Трудно понять, в какой степени было оправданным установление такого стиля и такой атмосферы. Для проведения спецоперации он, наверное, идеален, но может ли политика целого государства, да еще такого, как Россия, проводиться в режиме спецоперации? Путину, конечно, с того времени, когда он еще только устанавливал и укреплял свою власть, понадобилось провести еще множество спецопераций самого разного вида и толка, и этот режим «радиомолчания» по всей стране, раз и навсегда установленный, оказался для него очень удобен. Но в некоторых случаях он не очень удобен для общества, а если и кажется на каком-то этапе удобным, может обернуться большими проблемами на следующем этапе.

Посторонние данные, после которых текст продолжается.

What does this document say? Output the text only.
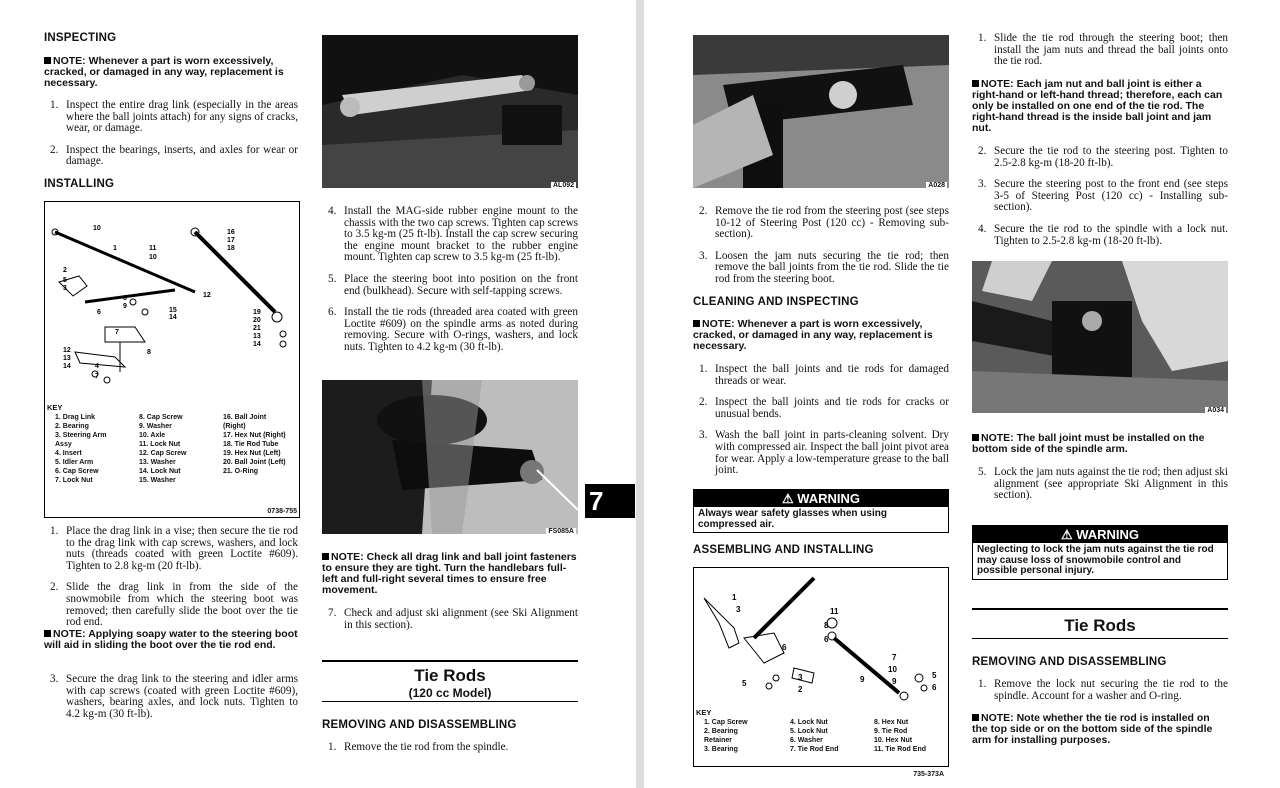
INSPECTING
NOTE: Whenever a part is worn excessively, cracked, or damaged in any way, replacement is necessary.
1. Inspect the entire drag link (especially in the areas where the ball joints attach) for any signs of cracks, wear, or damage.
2. Inspect the bearings, inserts, and axles for wear or damage.
INSTALLING
10
1	11
10
2
5
3
8
9
6
16
17
18
12
15
14
19
20
21
13
14
7
8
12
13
14	4
7
KEY
1. Drag Link
2. Bearing
3. Steering Arm
Assy
4. Insert
5. Idler Arm
6. Cap Screw
7. Lock Nut
8. Cap Screw
9. Washer
10. Axle
11. Lock Nut
12. Cap Screw
13. Washer
14. Lock Nut
15. Washer
16. Ball Joint
(Right)
17. Hex Nut (Right)
18. Tie Rod Tube
19. Hex Nut (Left)
20. Ball Joint (Left)
21. O-Ring
0738-755
1. Place the drag link in a vise; then secure the tie rod to the drag link with cap screws, washers, and lock nuts (threads coated with green Loctite #609). Tighten to 2.8 kg-m (20 ft-lb).
2. Slide the drag link in from the side of the snowmobile from which the steering boot was removed; then carefully slide the boot over the tie rod end.
NOTE: Applying soapy water to the steering boot will aid in sliding the boot over the tie rod end.
3. Secure the drag link to the steering and idler arms with cap screws (coated with green Loctite #609), washers, bearing axles, and lock nuts. Tighten to 4.2 kg-m (30 ft-lb).
AL092
4. Install the MAG-side rubber engine mount to the chassis with the two cap screws. Tighten cap screws to 3.5 kg-m (25 ft-lb). Install the cap screw securing the engine mount bracket to the rubber engine mount. Tighten cap screw to 3.5 kg-m (25 ft-lb).
5. Place the steering boot into position on the front end (bulkhead). Secure with self-tapping screws.
6. Install the tie rods (threaded area coated with green Loctite #609) on the spindle arms as noted during removing. Secure with O-rings, washers, and lock nuts. Tighten to 4.2 kg-m (30 ft-lb).
FS085A
NOTE: Check all drag link and ball joint fasteners to ensure they are tight. Turn the handlebars full-left and full-right several times to ensure free movement.
7. Check and adjust ski alignment (see Ski Alignment in this section).
Tie Rods
(120 cc Model)
REMOVING AND DISASSEMBLING
1. Remove the tie rod from the spindle.
7
A028
2. Remove the tie rod from the steering post (see steps 10-12 of Steering Post (120 cc) - Removing sub-section).
3. Loosen the jam nuts securing the tie rod; then remove the ball joints from the tie rod. Slide the tie rod from the steering boot.
CLEANING AND INSPECTING
NOTE: Whenever a part is worn excessively, cracked, or damaged in any way, replacement is necessary.
1. Inspect the ball joints and tie rods for damaged threads or wear.
2. Inspect the ball joints and tie rods for cracks or unusual bends.
3. Wash the ball joint in parts-cleaning solvent. Dry with compressed air. Inspect the ball joint pivot area for wear. Apply a low-temperature grease to the ball joint.
⚠ WARNING
Always wear safety glasses when using compressed air.
ASSEMBLING AND INSTALLING
1
3
6
11
8
6
5
3
2
7
10
9
9	5
6
KEY
1. Cap Screw
2. Bearing
Retainer
3. Bearing
4. Lock Nut
5. Lock Nut
6. Washer
7. Tie Rod End
8. Hex Nut
9. Tie Rod
10. Hex Nut
11. Tie Rod End
735-373A
1. Slide the tie rod through the steering boot; then install the jam nuts and thread the ball joints onto the tie rod.
NOTE: Each jam nut and ball joint is either a right-hand or left-hand thread; therefore, each can only be installed on one end of the tie rod. The right-hand thread is the inside ball joint and jam nut.
2. Secure the tie rod to the steering post. Tighten to 2.5-2.8 kg-m (18-20 ft-lb).
3. Secure the steering post to the front end (see steps 3-5 of Steering Post (120 cc) - Installing sub-section).
4. Secure the tie rod to the spindle with a lock nut. Tighten to 2.5-2.8 kg-m (18-20 ft-lb).
A034
NOTE: The ball joint must be installed on the bottom side of the spindle arm.
5. Lock the jam nuts against the tie rod; then adjust ski alignment (see appropriate Ski Alignment in this section).
⚠ WARNING
Neglecting to lock the jam nuts against the tie rod may cause loss of snowmobile control and possible personal injury.
Tie Rods
REMOVING AND DISASSEMBLING
1. Remove the lock nut securing the tie rod to the spindle. Account for a washer and O-ring.
NOTE: Note whether the tie rod is installed on the top side or on the bottom side of the spindle arm for installing purposes.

Так, избрание Дмитрия Медведева президентом России носило те же самые, очень характерные черты «стиля спецоперации». Неожиданность «хода», быстрота проведения, после того как он уже оказался оглашен и всем известен, сгусток действия при почти полном отсутствии обсуждения этого действия в обществе — эта блестящая молниеносная операция сделала бы честь какому-нибудь маневру в Чечне в горячую пору установления там конституционного порядка. В легитимности Медведева никто не сомневается, но правильным ли было прибегать к этому стилю и в этом случае? Он, безусловно, эффективен, но вообще в мире принято немного другое понимать под «президентскими выборами». Между тем Путин и в этом, можно сказать, щекотливом случае не отступил от своего стиля ни на миллиметр.

Надо сказать, что для начала и даже первой половины 2000-х этот стиль был достаточно органичен. Тогда в обществе возник запрос на «президента-неполитика», и Путин этому запросу соответствовал в точности. Тогда не было жесткой необходимости в диалоге между властью и обществом, наоборот, была потребность в государственном деятеле, который не будет спрашивать, что ему делать, а наоборот, сам нам об этом расскажет. А еще лучше сделает. Путин со своей политикой подходил к этому запросу почти идеально, и во многом именно этим объясняется его устойчивая популярность в те времена. Отсутствие желания разговаривать казалось даже преимуществом, потому что вокруг власти тогда было слишком много желающих поговорить, и заткнуть уши — это было для президента не худшим решением.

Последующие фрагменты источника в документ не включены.